I just wrapped up doing my “30 days of vulnerability challenge”.
The intention was to share a moment of vulnerability every day for thirty days.
It was my version of a “yoga challenge”, “juicing challenge” or “no sugar challenge”.
I was joined by people who talked about their own self sabotage, fear, challenges they faced starting their own businesses, insecurity while dancing, taking chances, uncertainty, depression, insomnia, breaking, missing past lovers, being a single mother, sexual assault, being tired, sleeping till noon and eating apple pie for breakfast.
An outpour of human experiences is documented all over social media behind #30daysofvulnerability.
Sometimes, all it takes is going first.
I’ve met people who have shame around telling me they’ve met their partners on Tinder or their husbands on Plenty Of Fish.
Once, I had felt worried about saying, “I just had an abortion” and then discovered all three women working with me had the exact same experience.
We make up shame-filled stories attached to things in our lives and not saying it out loud only gives our shame more power.
Who else is currently grieving?
Who else is currently healing from a miscarriage?
Who else ate popcorn for dinner and stayed up all night binge-watching Vampire Diaries?
“The antidote to shame is empathy and awareness.” – Brene Brown.
When we say things out loud it not only takes some of the weight away, but it also gives other people permission to do the same.
My life’s work is to empower people to live their truths and be authentic.
How I do that is transparency—I write nonfiction online for 40k+ people every day.
I don’t just write about the joy and the love in my life—I also talk about being dumped, insecurity, feeling unworthy, being broke, the non-rainbow emotions that came with finding my father and recently my process while grieving a close friend who committed suicide.
Social media is somewhere I go to share my poems about sex, desire, love, humor, achievements, art…and it’s also where I share my pain.
People are uncomfortable with pain.
Every time I post something about feminism, abortion or grief I usually lose trails of followers—and that’s okay.
I only want people on my bus who can handle all the truth—not just the feel good, inspiring, empowering bits.
In sharing my grief the last five months I have created a space for other people’s grief.
My inbox, emails, and comments are full of not only support, community, and connection but also people who are grieving.
“My boyfriend committed suicide last night, what do I do?”
When we let our pain live out loud we create a beautiful space for people to also exhale and know it’s okay to say it out loud.
I wrote a post about depression in my 30 days of vulnerability challenge where I said that I believe depression is a room that every single human on this earth can end up in.
It’s the room down the hall in our house and we sometimes hover outside of it and pray we won’t ever wind up inside.
I talked about the importance of self care—mental, heart and physically moving energy and pain from our bodies.
How without my physical self care, I would end up in that room too.
The next day an email landed in my inbox from someone anonymous who thanked me for sharing my post on depression.
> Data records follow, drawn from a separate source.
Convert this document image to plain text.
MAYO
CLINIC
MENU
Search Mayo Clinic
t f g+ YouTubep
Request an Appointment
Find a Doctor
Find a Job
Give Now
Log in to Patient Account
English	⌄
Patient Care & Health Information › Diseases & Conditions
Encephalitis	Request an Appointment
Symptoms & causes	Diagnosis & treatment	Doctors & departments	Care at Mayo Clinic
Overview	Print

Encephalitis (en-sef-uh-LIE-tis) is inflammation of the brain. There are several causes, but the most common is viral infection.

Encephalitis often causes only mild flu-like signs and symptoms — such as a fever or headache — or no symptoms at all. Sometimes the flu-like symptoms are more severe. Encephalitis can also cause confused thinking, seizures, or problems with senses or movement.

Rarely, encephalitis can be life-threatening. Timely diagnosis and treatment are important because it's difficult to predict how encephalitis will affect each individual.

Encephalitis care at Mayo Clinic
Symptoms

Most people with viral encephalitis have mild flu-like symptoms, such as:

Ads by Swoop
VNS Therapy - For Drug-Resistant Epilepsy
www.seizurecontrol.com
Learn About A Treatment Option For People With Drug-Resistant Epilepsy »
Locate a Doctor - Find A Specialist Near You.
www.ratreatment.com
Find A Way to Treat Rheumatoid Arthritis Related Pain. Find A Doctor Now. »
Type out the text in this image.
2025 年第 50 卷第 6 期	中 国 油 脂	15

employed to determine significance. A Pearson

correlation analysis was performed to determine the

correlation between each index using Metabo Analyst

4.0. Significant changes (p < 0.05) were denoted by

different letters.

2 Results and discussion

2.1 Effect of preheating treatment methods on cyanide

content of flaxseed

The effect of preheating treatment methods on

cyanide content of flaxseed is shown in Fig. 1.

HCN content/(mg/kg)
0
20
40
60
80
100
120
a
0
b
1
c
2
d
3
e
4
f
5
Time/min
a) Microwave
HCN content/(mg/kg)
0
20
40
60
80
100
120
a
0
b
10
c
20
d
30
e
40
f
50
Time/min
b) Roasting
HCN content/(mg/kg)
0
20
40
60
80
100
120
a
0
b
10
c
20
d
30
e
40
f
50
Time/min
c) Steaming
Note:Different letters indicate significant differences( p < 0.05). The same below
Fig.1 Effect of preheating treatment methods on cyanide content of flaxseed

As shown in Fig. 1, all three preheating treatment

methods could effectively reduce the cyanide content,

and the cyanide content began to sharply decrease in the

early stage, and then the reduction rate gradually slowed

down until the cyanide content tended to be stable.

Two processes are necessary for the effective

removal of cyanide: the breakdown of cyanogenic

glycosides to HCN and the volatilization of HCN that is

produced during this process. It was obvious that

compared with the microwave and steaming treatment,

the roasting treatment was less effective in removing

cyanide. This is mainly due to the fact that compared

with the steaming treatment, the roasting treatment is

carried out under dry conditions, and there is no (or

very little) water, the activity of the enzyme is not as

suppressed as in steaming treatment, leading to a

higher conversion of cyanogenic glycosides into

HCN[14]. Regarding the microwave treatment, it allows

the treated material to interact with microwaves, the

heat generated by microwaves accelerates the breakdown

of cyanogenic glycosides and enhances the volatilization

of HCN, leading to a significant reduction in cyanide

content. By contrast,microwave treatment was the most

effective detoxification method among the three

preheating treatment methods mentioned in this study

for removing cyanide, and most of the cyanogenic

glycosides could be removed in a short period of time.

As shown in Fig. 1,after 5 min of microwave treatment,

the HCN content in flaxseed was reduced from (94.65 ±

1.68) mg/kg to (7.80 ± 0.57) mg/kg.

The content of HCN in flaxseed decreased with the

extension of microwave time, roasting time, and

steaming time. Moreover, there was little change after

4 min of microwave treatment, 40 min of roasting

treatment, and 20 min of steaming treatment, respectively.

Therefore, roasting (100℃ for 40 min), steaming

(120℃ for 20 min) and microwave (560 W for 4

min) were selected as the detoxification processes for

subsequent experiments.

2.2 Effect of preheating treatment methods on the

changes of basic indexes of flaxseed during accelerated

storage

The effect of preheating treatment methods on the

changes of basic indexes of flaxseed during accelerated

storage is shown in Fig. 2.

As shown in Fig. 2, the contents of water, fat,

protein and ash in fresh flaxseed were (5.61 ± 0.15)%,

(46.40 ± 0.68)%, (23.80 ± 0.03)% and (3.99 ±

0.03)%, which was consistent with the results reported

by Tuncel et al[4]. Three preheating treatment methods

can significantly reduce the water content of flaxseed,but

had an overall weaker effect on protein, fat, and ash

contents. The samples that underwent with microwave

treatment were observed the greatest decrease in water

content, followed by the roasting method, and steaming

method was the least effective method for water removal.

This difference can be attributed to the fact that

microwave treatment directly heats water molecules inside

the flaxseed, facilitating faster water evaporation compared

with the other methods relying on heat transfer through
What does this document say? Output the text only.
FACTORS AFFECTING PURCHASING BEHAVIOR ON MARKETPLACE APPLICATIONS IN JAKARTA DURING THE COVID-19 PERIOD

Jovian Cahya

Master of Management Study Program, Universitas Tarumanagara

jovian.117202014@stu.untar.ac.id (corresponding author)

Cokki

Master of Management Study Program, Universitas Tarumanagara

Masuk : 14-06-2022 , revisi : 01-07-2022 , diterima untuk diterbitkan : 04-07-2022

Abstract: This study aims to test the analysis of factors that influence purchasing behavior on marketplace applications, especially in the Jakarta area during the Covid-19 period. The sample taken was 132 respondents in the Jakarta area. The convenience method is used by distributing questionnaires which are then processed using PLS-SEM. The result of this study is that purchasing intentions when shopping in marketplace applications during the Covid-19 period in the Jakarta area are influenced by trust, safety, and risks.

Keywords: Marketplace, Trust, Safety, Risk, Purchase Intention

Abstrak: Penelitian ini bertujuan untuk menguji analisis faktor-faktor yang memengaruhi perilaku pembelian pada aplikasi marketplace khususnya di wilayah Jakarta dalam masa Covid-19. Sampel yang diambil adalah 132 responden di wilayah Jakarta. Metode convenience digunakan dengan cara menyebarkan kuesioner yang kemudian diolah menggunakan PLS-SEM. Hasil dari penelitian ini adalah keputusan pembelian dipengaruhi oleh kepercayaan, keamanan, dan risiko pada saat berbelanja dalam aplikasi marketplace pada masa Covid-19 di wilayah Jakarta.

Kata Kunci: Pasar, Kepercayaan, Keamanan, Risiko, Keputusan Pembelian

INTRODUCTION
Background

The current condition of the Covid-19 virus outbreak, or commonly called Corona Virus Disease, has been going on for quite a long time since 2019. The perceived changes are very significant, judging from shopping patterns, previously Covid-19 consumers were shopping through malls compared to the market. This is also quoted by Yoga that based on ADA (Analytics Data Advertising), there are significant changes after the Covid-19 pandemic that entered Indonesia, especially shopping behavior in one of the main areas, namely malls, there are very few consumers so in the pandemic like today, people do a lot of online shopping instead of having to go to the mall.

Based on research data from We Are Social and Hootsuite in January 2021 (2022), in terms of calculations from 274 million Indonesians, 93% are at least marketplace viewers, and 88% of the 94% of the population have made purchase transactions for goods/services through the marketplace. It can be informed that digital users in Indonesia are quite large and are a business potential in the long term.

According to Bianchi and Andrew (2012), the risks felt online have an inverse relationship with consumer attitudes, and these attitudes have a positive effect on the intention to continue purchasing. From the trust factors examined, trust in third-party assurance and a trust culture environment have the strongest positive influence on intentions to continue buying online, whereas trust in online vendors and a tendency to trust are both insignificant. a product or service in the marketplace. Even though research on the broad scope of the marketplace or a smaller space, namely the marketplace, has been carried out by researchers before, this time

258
They expressed that they were also depressed and said a few things that rang suicidal bells in my brain.
I thanked them for their transparency and asked if they were suicidal.
They replied that they were, and that they had been planning on taking their life two days before.
I wrote them a big email, giving them my number for support and asking for them to stay—but I wanted to do more.
I wrote a Facebook post that night asking for the support of my online community of readers, it read:
I need your support.
Last night I received an anonymous email from someone who claimed she was depressed.This triggered my own grief and fear around my friend who passed. Lately, I don’t want to touch depression with a ten foot pole.
I replied last night and her email back today she said she is suicidal.
I’ve offered myself and my number as support and told her I want her to live, but I want to do more.
I want her to be hit hard by the love of strangers who are rooting for her to live.
She is anonymous, but I also know she is a reader of my work–and my hope is that every like and comment on this post will thrust life into her soul and hope into her heart.
We are here to feel seen, connected and loved.
We don’t talk about depression, we don’t talk about suicide–it breaks my fucking heart.
I want to talk about these things & I want to use social media for something meaningful.
So, tonight will you join me by sending written prayers and love to a soul who we want to keep on living?
I want her to choose to live. I want her to feel loved and connected and seen.
Thank you.
1,100 people liked the post, and 395 people commented with words of encouragement, love, and support.
People shared of their own moments of being suicidal, of their own depression.
People gave phone numbers and offered themselves as ears and support.
Someone even wrote a song for her.
1,500 people cheered and loved a human they didn’t know.
And this person wrote me and said she spent the next day writing every single comment of love and support down—to fall back on and read.
This is what we can use social media for—to start movements that allow us to be seen, felt, heard, connected and saved from feeling alone in the darkest of the night.